The natural tendency for most job seekers is to behave modestly in a job interview. Although humility is usually an attractive trait, it will work against you when job hunting and moving up the corporate ladder. If you do not tell a prospective employer how good you are, who will?

More than likely you have the qualifications for the jobs for which you are interviewing. That should give you the confidence to tell the interviewer why your accomplishments make you the best person for the position.

Give yourself a fighting chance at the interview. Your resume might have helped you get the interview, but its usefulness has ended there. It will not speak for itself. If it makes you feel more comfortable, take a step “outside yourself.” This means to view yourself as someone else may view you. Rather than thinking that you are talking about yourself, pretend you are giving a recommendation of a good friend.

To do the best job of selling yourself in an interview, you have to be prepared in advance. As part of your job-hunting check list, write down on a piece of paper your major job-related accomplishments. Commit them to memory. You will probably be pleasantly surprised to see in writing all that you have done. (RELATED: Build Your Brand

By developing this list, you will have accomplished two things: the first is you will impress the interviewer by being able to talk confidently and succinctly about your accomplishments. You will not have to sit uncomfortably while you think of your successes. They will be at the tip of your tongue.

Secondly, rather than dwell on your own personality characteristics, such as how hardworking or creative you are, you can discuss hard facts, such as how you saved your employer money or an idea you developed that helped a customer make more money.

Let the interviewer know about the praise your accomplishments have won from your former supervisors. Make a point of mentioning any awards or honors you received in your work or a related field. If your job evaluations were consistently excellent, quote your supervisors’ compliments.

When chronicling your accomplishments for the interviewer, take as much credit as you honestly can. If you were key part behind a major group project, tell the interviewer. If you developed a specific idea without help from your supervisor, it is acceptable to say that. Remember, you are at that interview to sell yourself, not your former co-workers.

However, never criticize your former employer. Sharing your negative thoughts with the interviewer is an immediate turn-off and will only brand you as a complainer and gossip, whom no one likes or will hire.

Keep in mind that the most important part of a job interview is making the employer like you and presenting yourself as the person he or she wants you to be. Consciously or not, most employers tend to hire people who reflect their own values and standards.

One important thing to keep in mind while you are discussing your accomplishments: do not tell the employer how to run his or her business. Just discuss your qualifications and the good things you have done and let the interviewer decide how you might fill the company’s needs.

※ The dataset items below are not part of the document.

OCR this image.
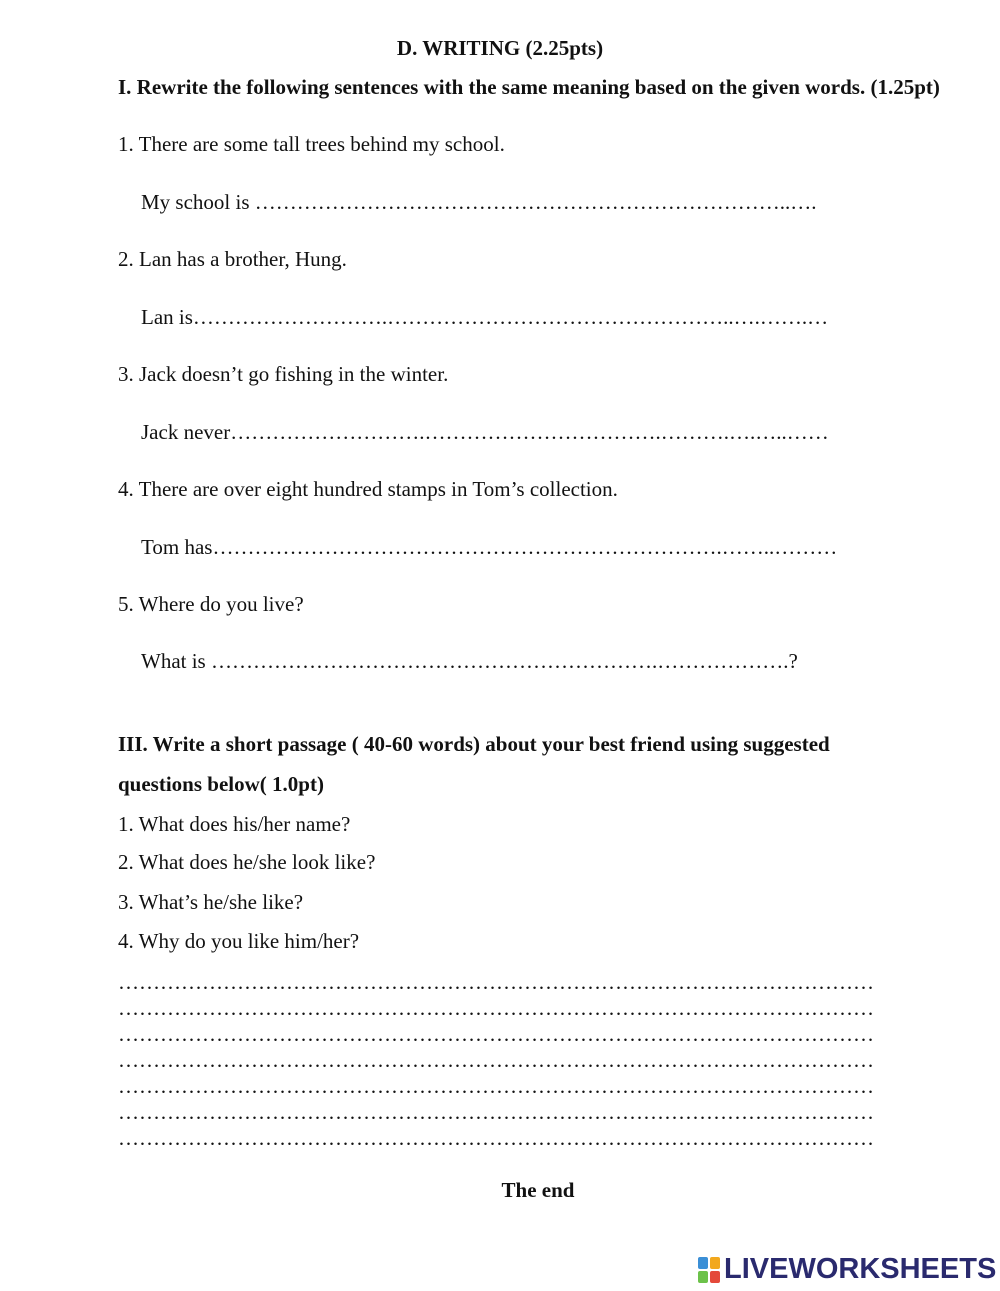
D. WRITING (2.25pts)
I. Rewrite the following sentences with the same meaning based on the given words. (1.25pt)
1. There are some tall trees behind my school.
My school is …………………………………………………………………..….
2. Lan has a brother, Hung.
Lan is……………………….…………………………………………..….…….…
3. Jack doesn’t go fishing in the winter.
Jack never……………………….…………………………….……….….…..……
4. There are over eight hundred stamps in Tom’s collection.
Tom has……………………………………………………………….……..………
5. Where do you live?
What is ……………………………………………………….……………….?
III. Write a short passage ( 40-60 words) about your best friend using suggested
questions below( 1.0pt)
1. What does his/her name?
2. What does he/she look like?
3. What’s he/she like?
4. Why do you like him/her?
………………………………………………………………………………………………
………………………………………………………………………………………………
………………………………………………………………………………………………
………………………………………………………………………………………………
………………………………………………………………………………………………
………………………………………………………………………………………………
………………………………………………………………………………………………
The end
LIVEWORKSHEETS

Once you get the job you want, boasting about your accomplishments does not stop. Although you may think all your successes and achievements are highly visible, remember that you are only one of many people in a company. Lack of recognition is a top complaint against former employers.

Do not let it happen to you. Make a point to tell your supervisor what you have done. Even if not asked, write down what you have accomplished on a regular basis and give it to your supervisor so he or she knows what you are doing. A written report can also be referred to during performance and salary reviews to document your achievements.

To help make yourself more visible in the company, volunteer for additional assignments — both job-related and non business related. These could include community relations or charitable activities in which your company is involved. These types of activities may enable you to have more time and access to top executives of the company to whom you may endear yourself. You might even have the opportunity to tell them what you are doing for the company which can never hurt.

Remember, letting people know what you are doing and what you have accomplished is not a bad thing whether you are interviewing for a new job or working your way up the corporate hierarchy. Your worklife is a constant sales job. You must sell yourself like a product to win a job. Once you have a job, you must continually promote yourself and your accomplishments to hold on to your job and move successfully through the corporate ranks.